1. First make the caramel. If your sugar is lumpy, rub it between your fingers to break up any big bits. Put the sugar and butter into a small pan and place on a medium heat. Cook for a few minutes, stirring all the time. As soon as the sugar has melted, take the pan off the heat.
2. Add the cream and cardamom and stir until it is all well combined. Set the caramel aside while you make the drop scones.
3. Place the flour, salt and sugar in a bowl and give it all a quick mix. Make a well in the centre and add the egg. Again, mix that in.

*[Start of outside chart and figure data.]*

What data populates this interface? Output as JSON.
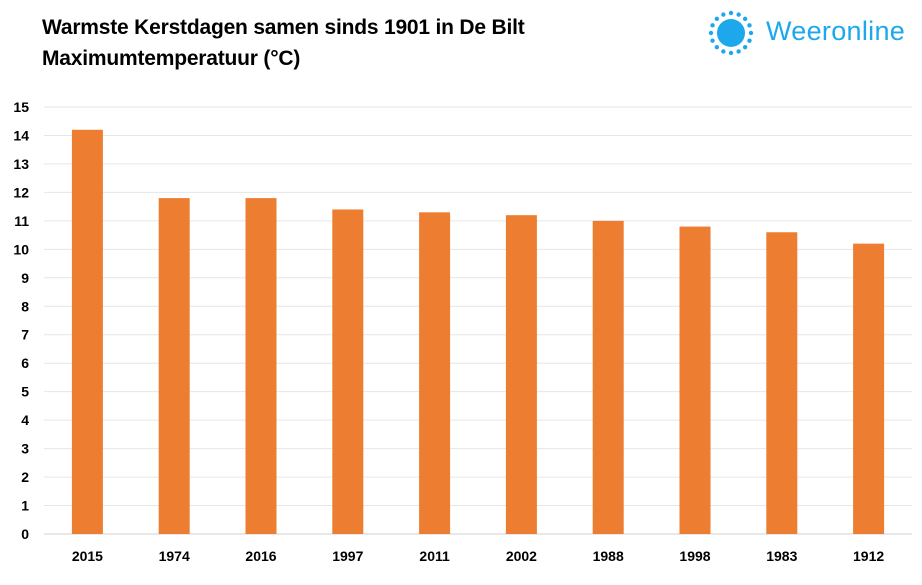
{
  "header": {
    "title_line1": "Warmste Kerstdagen samen sinds 1901 in De Bilt",
    "title_line2": "Maximumtemperatuur (°C)"
  },
  "logo": {
    "text": "Weeronline",
    "icon": "sun-icon",
    "color": "#1ea8ec"
  },
  "chart_data": {
    "type": "bar",
    "title": "Warmste Kerstdagen samen sinds 1901 in De Bilt",
    "subtitle": "Maximumtemperatuur (°C)",
    "categories": [
      "2015",
      "1974",
      "2016",
      "1997",
      "2011",
      "2002",
      "1988",
      "1998",
      "1983",
      "1912"
    ],
    "values": [
      14.2,
      11.8,
      11.8,
      11.4,
      11.3,
      11.2,
      11.0,
      10.8,
      10.6,
      10.2
    ],
    "ylim": [
      0,
      15
    ],
    "yticks": [
      0,
      1,
      2,
      3,
      4,
      5,
      6,
      7,
      8,
      9,
      10,
      11,
      12,
      13,
      14,
      15
    ],
    "grid": true,
    "bar_color": "#ed7d31",
    "grid_color": "#e6e6e6"
  }
}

4. Stir in half the milk and you should get a thick paste. Add the rest of the milk and the mixture will slacken slightly, though it should still be thick. Perfect for dropping scones!
5. Put half the butter into a frying pan and place on a medium heat. Once it has melted, place the banana slices in the pan, well spaced out. Work in batches – I can fit about 6 slices in a 28cm pan.
6. Place a tablespoon of the drop scone mixture on top of each banana slice and leave to cook slowly on a medium to low heat for 4 minutes. The top layer should be covered in bubbles.
7. When the tops look less liquid and more set, turn them over with a spatula and cook for a further 3 minutes.
8. Once the drop scones are cooked, keep them warm on a plate, covered with foil, while you cook the second batch.
9. Gently reheat the caramel and serve generously alongside the warm drop scones.
Tip: If you can’t find ground cardamom, crush 8 cardamom pods in a pestle and mortar or a spice grinder, discard the green pods, then grind the seeds to a fine powder.